My friends and I were staying at my dear friend Lisa’s family lake house, right on Lake Hubert. I awoke early on the last morning of the reunion and crept through the semi-darkness with my camera. I let myself out and walked barefoot down rough wooden steps to the dock, where the sun was just beginning to rise over the lake. I knelt on the dock and wept from relief and gratitude for that sunrise. It was all for me, I knew it.
The September air smelled of earth and metal. The sun spilled golden light on the silver lake, diamonds flashed among the mellow waves. Like my wedding ring. I had never felt closer to the very center of my life. I was kneeling alone on the dock, but my friends were still with me. Brian was still with me. Everyone who had watched over me during the horrible months of my daughter’s seizures and tests and surgery was still with me. I had dozens of soul mates, whether or not they believed in the idea or would say I was theirs. I didn’t need them to.
Was that morning really romantic? Is that the right word? My people –and especially Brian– are present in all of the places I love and all of the places I love are present in them. They are always with me, part of the beauty surrounding me even when I am alone. There are infinite distances between us, yes, let us allow them to be there as Rilke urges. Let us “see each other as a whole and against an immense sky.” There is romance in that. I can agree to that and Brian taught me how.
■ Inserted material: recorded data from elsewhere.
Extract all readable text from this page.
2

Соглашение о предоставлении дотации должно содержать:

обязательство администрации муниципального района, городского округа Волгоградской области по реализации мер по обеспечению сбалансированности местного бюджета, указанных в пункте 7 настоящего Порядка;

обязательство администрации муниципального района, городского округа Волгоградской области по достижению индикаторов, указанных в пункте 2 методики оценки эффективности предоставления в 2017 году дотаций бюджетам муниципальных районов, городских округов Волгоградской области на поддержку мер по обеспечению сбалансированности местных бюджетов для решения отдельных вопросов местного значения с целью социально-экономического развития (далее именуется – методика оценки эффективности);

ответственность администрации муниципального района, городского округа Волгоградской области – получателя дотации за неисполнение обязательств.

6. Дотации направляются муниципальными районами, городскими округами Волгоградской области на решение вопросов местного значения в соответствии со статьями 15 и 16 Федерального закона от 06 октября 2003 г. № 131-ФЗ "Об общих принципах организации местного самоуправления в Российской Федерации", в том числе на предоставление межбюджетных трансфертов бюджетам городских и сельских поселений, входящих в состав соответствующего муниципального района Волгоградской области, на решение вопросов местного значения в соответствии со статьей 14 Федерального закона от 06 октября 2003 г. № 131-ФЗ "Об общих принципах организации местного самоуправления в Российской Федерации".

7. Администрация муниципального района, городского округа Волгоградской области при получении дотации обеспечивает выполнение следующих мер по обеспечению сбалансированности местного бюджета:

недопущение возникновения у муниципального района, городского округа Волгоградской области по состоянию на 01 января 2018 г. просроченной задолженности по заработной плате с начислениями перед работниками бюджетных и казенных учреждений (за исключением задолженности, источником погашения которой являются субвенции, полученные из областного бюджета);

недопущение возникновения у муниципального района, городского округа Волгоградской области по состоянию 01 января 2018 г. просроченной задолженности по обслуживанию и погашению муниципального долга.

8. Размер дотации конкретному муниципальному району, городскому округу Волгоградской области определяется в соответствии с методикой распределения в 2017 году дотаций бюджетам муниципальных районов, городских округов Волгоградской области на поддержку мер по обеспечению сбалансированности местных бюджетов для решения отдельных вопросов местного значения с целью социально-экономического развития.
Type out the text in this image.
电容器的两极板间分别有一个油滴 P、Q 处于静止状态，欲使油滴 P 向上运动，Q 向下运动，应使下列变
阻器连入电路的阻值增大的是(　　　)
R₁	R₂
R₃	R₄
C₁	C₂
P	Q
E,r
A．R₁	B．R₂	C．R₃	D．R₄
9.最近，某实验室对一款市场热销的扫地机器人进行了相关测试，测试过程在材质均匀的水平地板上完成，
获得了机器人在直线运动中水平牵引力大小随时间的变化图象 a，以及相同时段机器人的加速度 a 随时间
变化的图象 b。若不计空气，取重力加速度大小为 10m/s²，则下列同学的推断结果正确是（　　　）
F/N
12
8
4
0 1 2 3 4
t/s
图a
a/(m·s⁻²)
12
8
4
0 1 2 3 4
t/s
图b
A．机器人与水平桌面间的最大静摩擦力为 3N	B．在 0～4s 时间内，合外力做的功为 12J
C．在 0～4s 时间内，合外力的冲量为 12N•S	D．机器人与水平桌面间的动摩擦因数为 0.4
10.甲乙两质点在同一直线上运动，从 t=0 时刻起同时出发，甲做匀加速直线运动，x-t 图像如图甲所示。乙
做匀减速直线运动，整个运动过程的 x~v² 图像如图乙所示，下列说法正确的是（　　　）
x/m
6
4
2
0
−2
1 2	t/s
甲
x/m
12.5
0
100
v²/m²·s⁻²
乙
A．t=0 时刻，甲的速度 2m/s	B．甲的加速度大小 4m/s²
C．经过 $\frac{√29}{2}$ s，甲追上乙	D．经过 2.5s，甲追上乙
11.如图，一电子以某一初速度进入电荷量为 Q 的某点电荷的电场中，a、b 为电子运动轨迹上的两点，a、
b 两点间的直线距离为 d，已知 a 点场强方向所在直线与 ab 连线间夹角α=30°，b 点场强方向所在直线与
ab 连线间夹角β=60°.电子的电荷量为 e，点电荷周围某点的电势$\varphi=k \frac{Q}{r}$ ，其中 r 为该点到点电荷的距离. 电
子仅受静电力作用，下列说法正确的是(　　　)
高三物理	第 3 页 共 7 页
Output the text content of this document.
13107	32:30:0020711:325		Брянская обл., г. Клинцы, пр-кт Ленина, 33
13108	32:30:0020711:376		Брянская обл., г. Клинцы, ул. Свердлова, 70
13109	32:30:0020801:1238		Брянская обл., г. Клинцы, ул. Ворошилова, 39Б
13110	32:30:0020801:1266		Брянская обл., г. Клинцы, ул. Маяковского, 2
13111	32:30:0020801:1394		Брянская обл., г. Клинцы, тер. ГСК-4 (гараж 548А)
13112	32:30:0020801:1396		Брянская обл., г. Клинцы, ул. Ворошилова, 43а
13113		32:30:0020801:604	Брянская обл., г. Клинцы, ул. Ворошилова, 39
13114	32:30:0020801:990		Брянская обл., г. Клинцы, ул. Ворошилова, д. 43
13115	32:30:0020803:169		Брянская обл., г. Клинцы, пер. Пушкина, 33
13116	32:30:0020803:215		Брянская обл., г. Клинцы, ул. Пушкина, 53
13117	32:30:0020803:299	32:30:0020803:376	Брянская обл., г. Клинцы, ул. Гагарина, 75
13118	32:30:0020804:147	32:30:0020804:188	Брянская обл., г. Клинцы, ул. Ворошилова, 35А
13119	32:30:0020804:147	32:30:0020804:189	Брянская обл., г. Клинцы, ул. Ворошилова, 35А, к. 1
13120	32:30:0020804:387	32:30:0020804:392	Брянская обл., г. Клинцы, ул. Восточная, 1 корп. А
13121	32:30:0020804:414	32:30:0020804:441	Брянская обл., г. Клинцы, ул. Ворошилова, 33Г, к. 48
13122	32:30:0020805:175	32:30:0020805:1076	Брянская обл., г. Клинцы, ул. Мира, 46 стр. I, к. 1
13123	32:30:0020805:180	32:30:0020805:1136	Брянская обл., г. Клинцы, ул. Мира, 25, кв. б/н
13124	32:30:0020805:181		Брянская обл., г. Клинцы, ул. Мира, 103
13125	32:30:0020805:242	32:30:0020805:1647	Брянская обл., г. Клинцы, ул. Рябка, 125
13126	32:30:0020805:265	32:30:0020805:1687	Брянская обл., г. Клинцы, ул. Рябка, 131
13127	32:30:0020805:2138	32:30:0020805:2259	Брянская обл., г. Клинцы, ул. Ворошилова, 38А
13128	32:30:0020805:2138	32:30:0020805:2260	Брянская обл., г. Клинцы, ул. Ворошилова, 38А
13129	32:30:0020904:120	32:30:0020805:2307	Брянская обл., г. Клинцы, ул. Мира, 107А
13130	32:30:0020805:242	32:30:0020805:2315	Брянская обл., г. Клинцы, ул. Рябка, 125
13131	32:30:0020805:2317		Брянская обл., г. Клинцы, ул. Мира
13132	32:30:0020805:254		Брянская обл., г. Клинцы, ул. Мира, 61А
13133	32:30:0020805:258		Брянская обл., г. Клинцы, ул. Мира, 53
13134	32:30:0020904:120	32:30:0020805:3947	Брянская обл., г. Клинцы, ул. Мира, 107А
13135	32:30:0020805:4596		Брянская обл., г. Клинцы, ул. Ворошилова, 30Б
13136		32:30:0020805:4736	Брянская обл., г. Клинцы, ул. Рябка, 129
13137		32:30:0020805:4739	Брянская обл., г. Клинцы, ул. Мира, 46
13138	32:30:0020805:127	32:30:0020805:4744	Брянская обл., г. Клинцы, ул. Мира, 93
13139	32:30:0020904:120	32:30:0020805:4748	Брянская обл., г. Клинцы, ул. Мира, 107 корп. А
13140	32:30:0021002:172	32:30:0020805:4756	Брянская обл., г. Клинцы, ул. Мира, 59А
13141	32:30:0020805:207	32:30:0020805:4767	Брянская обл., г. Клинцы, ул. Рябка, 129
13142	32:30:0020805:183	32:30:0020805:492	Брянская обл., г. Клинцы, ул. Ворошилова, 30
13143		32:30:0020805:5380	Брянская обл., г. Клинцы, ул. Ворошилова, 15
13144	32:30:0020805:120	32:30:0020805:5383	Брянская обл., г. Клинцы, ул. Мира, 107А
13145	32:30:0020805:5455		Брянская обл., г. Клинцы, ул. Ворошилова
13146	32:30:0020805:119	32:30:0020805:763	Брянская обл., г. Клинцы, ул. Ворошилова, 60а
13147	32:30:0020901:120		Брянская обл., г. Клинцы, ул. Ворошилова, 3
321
Yet let us also invite each other now and then into the infinite distances between us, the parts we don’t easily share. The wildest, most vulnerable kinds of beauty live there in those spaces — the parts of ourselves we protect most fiercely because they have made us whole and recognizable to ourselves. That is right and good …we don’t have to dissolve into each other for love. But we do have to know each other. We can’t hide out in those infinite distances between us, floating alone in our imaginations while those we love stand on the opposite shore, guarding our solitude. The beauty we want to be part of includes each other. We can’t be whole without each other. That is what I know.